Yes, I've read Will Bonsall and I know that veganic farming is a theoretical closed-loop system devoid of animal input. I also know what my personal capacity is and know that this is not currently within my reach. I also have a dog - and there's the rub. Dogs are not really omnivores and they are certainly not vegetarians. But the industrial animal economy is brutal and I refuse to participate. Thus a Sunday of butchering. Our dog will eat for close to a year (supplemented by house-grown/raised pumpkins and eggs) off of the work I did yesterday and thanks to the life given for him. We've also successfully avoided paying someone else to do work that I do not trust anyone else to do right - I've seen how animals are raised and treated for the most part, and I'm not going to play that game. In the meantime, we don't buy fertilizer and don't use a mower/trimmer for 5 acres. We also have very warm wool pillows, several pairs of leather gloves, and some mocassins.

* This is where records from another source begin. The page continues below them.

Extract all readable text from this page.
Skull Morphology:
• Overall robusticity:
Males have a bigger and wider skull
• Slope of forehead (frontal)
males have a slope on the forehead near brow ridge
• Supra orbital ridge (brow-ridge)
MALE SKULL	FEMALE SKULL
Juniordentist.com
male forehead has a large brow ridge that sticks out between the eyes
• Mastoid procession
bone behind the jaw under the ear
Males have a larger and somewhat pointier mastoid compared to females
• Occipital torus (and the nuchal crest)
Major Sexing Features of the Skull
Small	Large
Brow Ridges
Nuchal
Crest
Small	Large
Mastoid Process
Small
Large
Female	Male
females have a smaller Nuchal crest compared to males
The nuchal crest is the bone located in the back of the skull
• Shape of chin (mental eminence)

So, now the question, for those of you who raise your own meat: what are the major considerations, putting aside taste (our boy is very happy with just about anything we've put in front of him, from wild turkey and quail to goat and sheep), for choosing animals to raise? An obvious huge one for us is Food Conversion Ratio (FCR) - how many calories of food do you feed your future food? Poultry is superior to four-legged beasts in general, but many more chickens/turkeys have to be butchered than sheep/cattle/goat/pig. On the other hand, poultry provides ready-to-use manure that does not need composting (most ruminants pass intact seeds, and therefore using their manure for fertilizer without composting is a sure-fire way to seed your land with whatever they're eating). On the other other hand, sheep provide wool and (eventually) leather, two byproducts not accompanying birds (yes, we've done goose but the amount of useable down/feather is negligible at small scale and with human practices). Ease of raising and ease of butchering are also big factors. Cattle are out of the question for many reasons (picky eaters, poor FCR), but the most significant of which is simply handling them. I can wrangle and/or tackle a 250# sheep when they need a vaccine or hoof trim, but I'm not trying to get stomped by an 800# steer. Actual feed cost is another factor - our current menagerie of animals is only fed at a supplemental level, mostly for training (i.e. a handful of grain brings the sheep to their pen for the night), so the input cost is close to nil. Other considerations? Breeding ease? Alternative byproducts? Nutritional value? I know there are both meat eaters and vegetarian pet owners here, so I'd love to hear some opinions.